Monday, September 21, 2009

To know God is to do justice.

On a rainy Sunday afternoon I drove up to Elmhurst College to attend the ceremony to award the Niebuhr Medal to Gustavo Guiterrez, father of Liberation Theology. Father Guiterrez grew up near Lima, Peru, and was a professor of theology and a parish priest.

The top photo is of Fr. Guiterrez having received the medal, with President of Elmhurst College, Dr. S. Alan Ray, at the podium reading about the award, and with Kenne Bristol, Chair of the Board of Trustees standing next to him.

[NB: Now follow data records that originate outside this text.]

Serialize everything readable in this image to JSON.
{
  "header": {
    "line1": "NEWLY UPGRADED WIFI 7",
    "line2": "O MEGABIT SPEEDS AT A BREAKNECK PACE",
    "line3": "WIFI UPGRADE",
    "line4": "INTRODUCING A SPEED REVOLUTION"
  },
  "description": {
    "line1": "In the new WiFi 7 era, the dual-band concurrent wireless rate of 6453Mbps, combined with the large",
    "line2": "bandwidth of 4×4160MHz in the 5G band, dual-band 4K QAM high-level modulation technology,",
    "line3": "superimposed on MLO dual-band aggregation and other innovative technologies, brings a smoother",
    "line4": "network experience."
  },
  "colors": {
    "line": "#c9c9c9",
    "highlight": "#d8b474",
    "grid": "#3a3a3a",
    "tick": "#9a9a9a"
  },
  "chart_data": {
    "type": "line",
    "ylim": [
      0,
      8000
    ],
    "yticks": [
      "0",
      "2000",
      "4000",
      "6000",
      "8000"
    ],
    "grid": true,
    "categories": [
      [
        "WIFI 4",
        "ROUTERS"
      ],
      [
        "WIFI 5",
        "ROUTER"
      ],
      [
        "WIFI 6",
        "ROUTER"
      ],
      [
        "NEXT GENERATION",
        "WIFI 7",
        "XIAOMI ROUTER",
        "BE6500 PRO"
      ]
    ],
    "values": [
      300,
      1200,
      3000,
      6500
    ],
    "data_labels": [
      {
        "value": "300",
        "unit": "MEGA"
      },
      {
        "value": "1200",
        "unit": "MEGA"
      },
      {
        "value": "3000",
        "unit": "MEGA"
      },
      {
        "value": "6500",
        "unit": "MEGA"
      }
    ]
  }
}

What I appreciate most is that Guiterrez gave a speech after receiving the award. It was not new information. I still have my battered paperback edition of Liberation Theology that I bought in seminary in the 1970s. (A Theology of Liberation, 1971) But now, if I read some of it again I will hear it in his voice. His words were substantial, not sentimental. He spoke of poverty as not "misfortune" but rather "injustice." He also clarified some elements of the "preferential option for the poor." It is not an enemy of "universalism;" God does love everyone. Rather poverty is to be dealt with first, because it is contrary to the will of God.



I sat with some friends in Hammerschmidt Memorial Chapel on the Elmhurst campus. It is a big building and there was a good crowd. I count it a great privilege to hear in person people whom I have read for years. It also made me feel a little old; his seminal work was published some 38 years ago and I probably became acquainted with it some 35 years ago!

His theology, with an emphasis on concrete reality has been refreshing after a period when European theology was awfully cerebral. The notion of reading the scripture in the light of our immediate experience and asking "What specific action does God want us to take?" works fairly well at a local church level.